Greenwich is an iconic borough, and it would be surprising to see inefficient transport connections in the area. And it is not going to happen because the Greenwich offers vast options whether you are on wheels or water.
North Greenwich is on the Jubilee Line, and Cutty Sark and Greenwich stations offer DLR links to the City and Docklands. If you fancy a water trip, catch a river bus from Cutty Sark and North Greenwich and get to London Bridge and Canary Wharf in minutes, enjoying stunning vistas.
The residential property market has been gradually growing in Greenwich in the past several years, thanks to prime regeneration initiatives and new build developments.
Greenwich Peninsula is a case in point. This 150-acre purpose-built neighbourhood by developer Knight Dragon will offer at least 15,000 new homes to the area. In addition to already built amenities like The Tide, Greenwich will see many other new facilities, including a 5km running track and a yacht club.
New homes in Greenwich suit any budget and preference, as they range from cosy studio apartments to riverfront townhouses. As for the rental prices, it costs £1400 pcm on average to rent a flat in the area, which is considered affordable by London standards.
And given the excellent location, atmosphere, and property scene, it is little surprise that Greenwich is in the top 4 London areas for new build developments.
Over the years, Greenwich has welcomed lots of Hollywood stars and hosted many movie scenes, including Four Weddings and a Funeral and The King's Speech.

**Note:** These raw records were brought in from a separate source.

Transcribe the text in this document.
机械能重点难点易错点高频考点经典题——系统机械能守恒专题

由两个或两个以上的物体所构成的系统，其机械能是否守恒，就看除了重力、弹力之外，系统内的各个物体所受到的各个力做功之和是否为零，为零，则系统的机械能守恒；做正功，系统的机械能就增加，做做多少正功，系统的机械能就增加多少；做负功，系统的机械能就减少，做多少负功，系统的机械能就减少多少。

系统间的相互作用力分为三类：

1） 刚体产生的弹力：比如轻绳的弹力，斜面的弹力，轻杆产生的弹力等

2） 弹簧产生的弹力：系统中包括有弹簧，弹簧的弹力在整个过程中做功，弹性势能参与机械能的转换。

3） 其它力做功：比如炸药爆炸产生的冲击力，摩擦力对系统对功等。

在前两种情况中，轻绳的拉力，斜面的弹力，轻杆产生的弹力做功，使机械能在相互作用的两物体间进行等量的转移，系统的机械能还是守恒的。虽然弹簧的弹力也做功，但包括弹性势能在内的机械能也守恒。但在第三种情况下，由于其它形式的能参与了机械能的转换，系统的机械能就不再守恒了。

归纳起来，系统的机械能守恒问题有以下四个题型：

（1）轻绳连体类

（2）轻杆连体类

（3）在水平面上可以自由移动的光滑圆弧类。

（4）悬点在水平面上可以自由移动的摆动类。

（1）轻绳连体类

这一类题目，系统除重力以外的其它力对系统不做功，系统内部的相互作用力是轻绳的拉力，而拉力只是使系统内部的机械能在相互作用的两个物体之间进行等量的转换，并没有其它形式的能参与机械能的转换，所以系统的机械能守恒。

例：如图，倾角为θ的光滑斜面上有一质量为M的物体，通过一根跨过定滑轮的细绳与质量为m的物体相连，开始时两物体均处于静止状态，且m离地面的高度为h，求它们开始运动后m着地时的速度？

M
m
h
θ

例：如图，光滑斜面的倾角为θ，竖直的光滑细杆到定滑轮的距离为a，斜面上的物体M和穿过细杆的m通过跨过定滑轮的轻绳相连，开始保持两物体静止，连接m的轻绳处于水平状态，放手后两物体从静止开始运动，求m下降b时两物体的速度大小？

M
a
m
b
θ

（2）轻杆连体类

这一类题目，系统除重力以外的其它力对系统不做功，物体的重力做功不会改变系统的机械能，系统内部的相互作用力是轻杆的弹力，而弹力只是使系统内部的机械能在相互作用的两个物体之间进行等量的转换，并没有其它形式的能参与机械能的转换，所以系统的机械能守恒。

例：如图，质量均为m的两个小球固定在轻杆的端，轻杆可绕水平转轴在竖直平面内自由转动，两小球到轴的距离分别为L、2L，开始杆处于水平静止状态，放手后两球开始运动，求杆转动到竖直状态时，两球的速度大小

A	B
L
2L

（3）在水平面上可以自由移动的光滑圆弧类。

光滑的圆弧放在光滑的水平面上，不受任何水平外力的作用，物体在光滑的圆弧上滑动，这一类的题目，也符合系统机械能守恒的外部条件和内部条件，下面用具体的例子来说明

Back in 2010, lucky residents could catch a glimpse of Johnny Depp parading around the Old Royal Naval College dressed as the infamous Captain Jack Sparrow.
He filmed pat 4 of the Pirate franchise.
Henry VIII was born in Greenwich. His daughters, Queen Mary I and Queen Elizabeth I, were also born here.
Greenwich has 3 secret tunnels running underneath Greenwich Park. They were built to carry groundwater to the Royal Hospital, which is now the National Maritime Museum.
People could visit the tunnels until 1917 when they became a potential air raid safety space for WW II.